Extracting Concepts from GPT-4: 16 Million Patterns via Sparse Autoencoders
OpenAI applied scaled sparse autoencoders (SAEs) to GPT-4 to automatically identify approximately 16 million interpretable features or patterns in the model's internal computations. This represents a significant scaling of mechanistic interpretability techniques previously demonstrated on smaller models. The work advances the ability to understand what concepts and representations large frontier models encode internally.

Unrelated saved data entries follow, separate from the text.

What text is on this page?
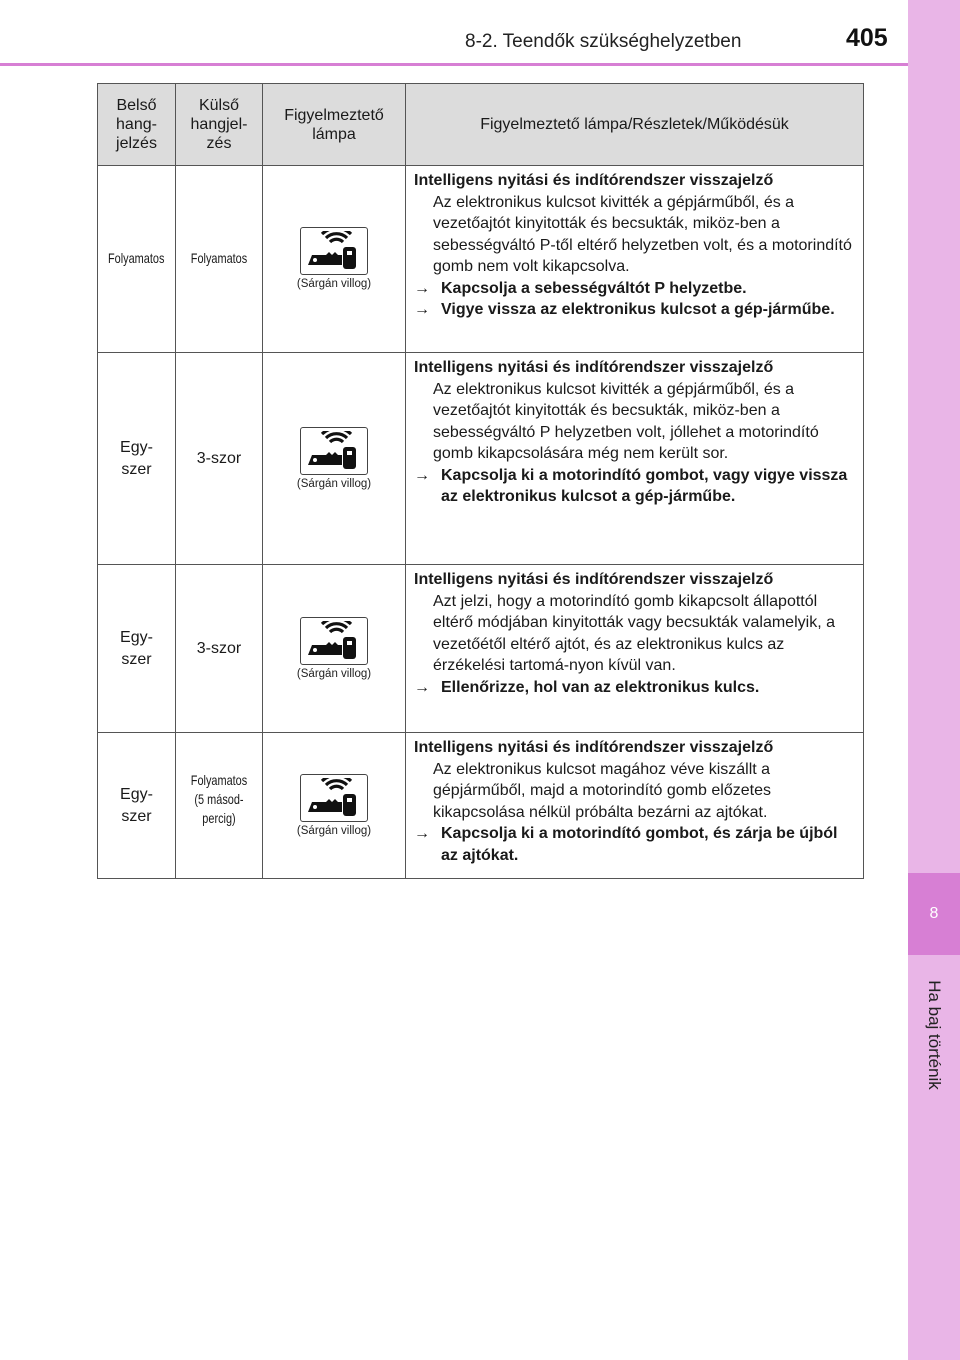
8
Ha baj történik
8-2. Teendők szükséghelyzetben	405
Belső hang-jelzés	Külső hangjel-zés	Figyelmeztető lámpa	Figyelmeztető lámpa/Részletek/Működésük

Folyamatos	Folyamatos	(Sárgán villog)	Intelligens nyitási és indítórendszer visszajelző
Az elektronikus kulcsot kivitték a gépjárműből, és a vezetőajtót kinyitották és becsukták, miköz-ben a sebességváltó P-től eltérő helyzetben volt, és a motorindító gomb nem volt kikapcsolva.
→ Kapcsolja a sebességváltót P helyzetbe.
→ Vigye vissza az elektronikus kulcsot a gép-járműbe.

Egy-szer	3-szor	(Sárgán villog)	Intelligens nyitási és indítórendszer visszajelző
Az elektronikus kulcsot kivitték a gépjárműből, és a vezetőajtót kinyitották és becsukták, miköz-ben a sebességváltó P helyzetben volt, jóllehet a motorindító gomb kikapcsolására még nem került sor.
→ Kapcsolja ki a motorindító gombot, vagy vigye vissza az elektronikus kulcsot a gép-járműbe.

Egy-szer	3-szor	(Sárgán villog)	Intelligens nyitási és indítórendszer visszajelző
Azt jelzi, hogy a motorindító gomb kikapcsolt állapottól eltérő módjában kinyitották vagy becsukták valamelyik, a vezetőétől eltérő ajtót, és az elektronikus kulcs az érzékelési tartomá-nyon kívül van.
→ Ellenőrizze, hol van az elektronikus kulcs.

Egy-szer	Folyamatos (5 másod-percig)	(Sárgán villog)	Intelligens nyitási és indítórendszer visszajelző
Az elektronikus kulcsot magához véve kiszállt a gépjárműből, majd a motorindító gomb előzetes kikapcsolása nélkül próbálta bezárni az ajtókat.
→ Kapcsolja ki a motorindító gombot, és zárja be újból az ajtókat.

Predictor-gated bank-wise sparsity recipe for dense-to-sparse LLM upcycling from Qwen2.5-8B
A new arXiv preprint introduces a continual training recipe to convert dense LLMs into channel-sparse models without post-hoc pruning. Starting from a Qwen2.5-8B checkpoint, the method uses a low-rank predictor to gate FFN channel routing, achieving 4x sparsity in FFN intermediate activations via a bank-wise top-k rule at 32K context. The routing module is trained on the main language modeling path, making the resulting sparsity hardware-oriented rather than approximate. The authors also identify and patch a layer-local long-context failure mode on the RULER-CWE benchmark.
Feature steering via sparse autoencoders reduces look-ahead bias in LLM forecasting
Researchers apply sparse autoencoders to inspect LLM internal states during forecasting tasks, identifying features associated with time-aware versus look-ahead-biased reasoning. Amplifying time-awareness features causally reduces look-ahead bias while preserving general reasoning performance, whereas directly steering look-ahead-bias features has no effect. The work demonstrates that interpretable temporal features can shift LLMs toward more historically grounded forecasting. This is a mechanistic interpretability result with practical implications for LLM-based prediction systems.
Sparse AutoEncoder steering reduces Whisper hallucination rate by ~5x without fine-tuning
Researchers investigate hallucination detection and mitigation in OpenAI's Whisper ASR model by probing internal encoder representations. They find that both raw activations and Sparse AutoEncoder (SAE) latents encode linearly separable hallucination signals concentrated in deeper layers. SAE-based activation steering reduces hallucination rates from 72.6% to 14.1% (Whisper small) and 86.9% to 27.3% (Whisper large-v3) on non-speech audio, with minimal WER degradation, approaching fine-tuning-level performance without weight updates.